Monday, 6th December, 2021

I want to put in my old drummer posts into this site. So I’ve used pandoc to convert my opml file into a single markdown file. This was very easy pandoc --from=opml --to=markdown_mmd blog.opml -o blog.md. However, that makes it one big file, not individual pages. I don’t have that many posts, but I don’t really want to make a whole load of files to copy and paste this info into. I’ve also noticed images aren’t referenced or showing up. What might be a better way to generate the markdown would be from the rendered HTML, that way images and everything exactly how it shows will be created. If I’m making pages then I may be better off making my own converter, reading the opml and making pages. However, this’ll just be a one off thing, so not super excited to put a lot of time into this. Maybe just generating the pages might be a start with published=false and then I can pick away it at over time.

Even though it’s much slower, I decided I’d make the individual posts and then move the content across. Part of the reasoning was that I wanted to edit the posts, as there’s a lot of cruft from drummer config which I don’t need anymore and given the one off nature of this exercise I didn’t want to spend my time writing the content conversion which pandoc has so nicely done for me.

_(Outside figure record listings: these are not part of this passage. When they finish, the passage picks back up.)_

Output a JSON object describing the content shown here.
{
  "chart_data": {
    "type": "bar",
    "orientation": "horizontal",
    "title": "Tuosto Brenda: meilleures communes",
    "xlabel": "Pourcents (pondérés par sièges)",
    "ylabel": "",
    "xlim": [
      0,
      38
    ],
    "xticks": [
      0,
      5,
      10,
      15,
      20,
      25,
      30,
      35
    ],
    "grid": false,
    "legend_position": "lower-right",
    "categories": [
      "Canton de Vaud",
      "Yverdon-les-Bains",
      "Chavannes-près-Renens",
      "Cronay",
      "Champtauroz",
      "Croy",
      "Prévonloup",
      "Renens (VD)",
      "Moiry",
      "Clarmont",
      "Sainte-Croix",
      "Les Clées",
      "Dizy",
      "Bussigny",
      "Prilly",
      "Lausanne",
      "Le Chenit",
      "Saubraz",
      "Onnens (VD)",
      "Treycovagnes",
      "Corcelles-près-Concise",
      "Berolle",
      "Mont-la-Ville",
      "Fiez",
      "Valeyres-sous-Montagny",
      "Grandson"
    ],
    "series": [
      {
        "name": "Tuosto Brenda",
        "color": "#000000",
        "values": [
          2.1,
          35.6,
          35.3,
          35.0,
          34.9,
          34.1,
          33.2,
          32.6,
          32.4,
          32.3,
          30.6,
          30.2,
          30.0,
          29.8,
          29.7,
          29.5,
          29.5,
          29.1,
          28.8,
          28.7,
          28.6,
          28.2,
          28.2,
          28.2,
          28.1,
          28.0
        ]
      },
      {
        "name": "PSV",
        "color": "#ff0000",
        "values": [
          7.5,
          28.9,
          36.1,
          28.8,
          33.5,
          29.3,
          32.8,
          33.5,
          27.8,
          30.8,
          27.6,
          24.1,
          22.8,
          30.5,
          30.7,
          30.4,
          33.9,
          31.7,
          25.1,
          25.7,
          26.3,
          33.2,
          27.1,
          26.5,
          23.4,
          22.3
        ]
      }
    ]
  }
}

Here’s my code to create individual files named yyyy-mm-dd-weekday.md with the frontmatter set to my style and published: false so I can add them to the repo now and then update over time.

import pathlib
from datetime import datetime
from xml.etree import ElementTree

def process_date(date):
    """
    Converts opml created date into python datetime object
    """
    datetime_object = datetime.strptime(date, '%a, %d %b %Y %H:%M:%S %Z')
    return datetime_object


def create_front_matter(date_object):
    """
    Creates the front matter in my notes from a date. 
    Format:
        ---
        title: Monday, 6th December, 2021
        date: 2021-12-06 00:00
        ---
    """

    # https://stackoverflow.com/a/66364403/2000527
    n = date_object.day
    ordindal = f"{n:d}{'tsnrhtdd'[(n//10%10!=1)*(n%10<4)*n%10::4]}"

    title = date_object.strftime(f'%A, {ordindal} %B, %Y')
    date = date_object.strftime("%Y-%m-%d %H:%M:%S")

    return (
        '---\n'
        f'title: {title}\n'
        f'date: {date}\n'
        'published: false\n'
        '---\n'
    )


with open('blog.opml', 'rt', encoding='utf-8') as f:
    tree = ElementTree.parse(f)

for node in tree.findall('.//outline'):
    type = node.attrib.get('type')
    name = node.attrib.get('name')
    date = node.attrib.get('created')
    if name and type != "calendarMonth":
        datetime_object = datetime.strptime(date, '%a, %d %b %Y %H:%M:%S %Z')
               
        # create file with name YYYY-MM-DD-day.md
        filename = datetime_object.strftime("%Y-%m-%d-%A").lower() + '.md'
        file = pathlib.Path.cwd() / 'posts' / filename
        # Add front matter contents
        file.write_text(create_front_matter(process_date(date)))

Poking about on Phil’s wiki, I came back to the journal/thoughts journal on Derek Sivers site. I had two thoughts - one: I like tiddlywiki, and if the situation was reverse I’d never find that info on this new site👀. Two: Should I be using DayOne for personal journal? Although it’s not really a personal journal, more like a family log. So actually I think that’s fine, it’s meant to ultimately end up as a printed book, and the convenience of DayOne and all it does helps that.

Interestingly my private tiddlywiki was setup around the 30th December 2020. I’ve generated a single page html of it, and I’m going to nuke it and start again! Seems like an annual occurance. However, I installed or setup too many plugins that I don’t want and want to start a fresh. I’ll import stuff into it but easier than trying to edit the existing one.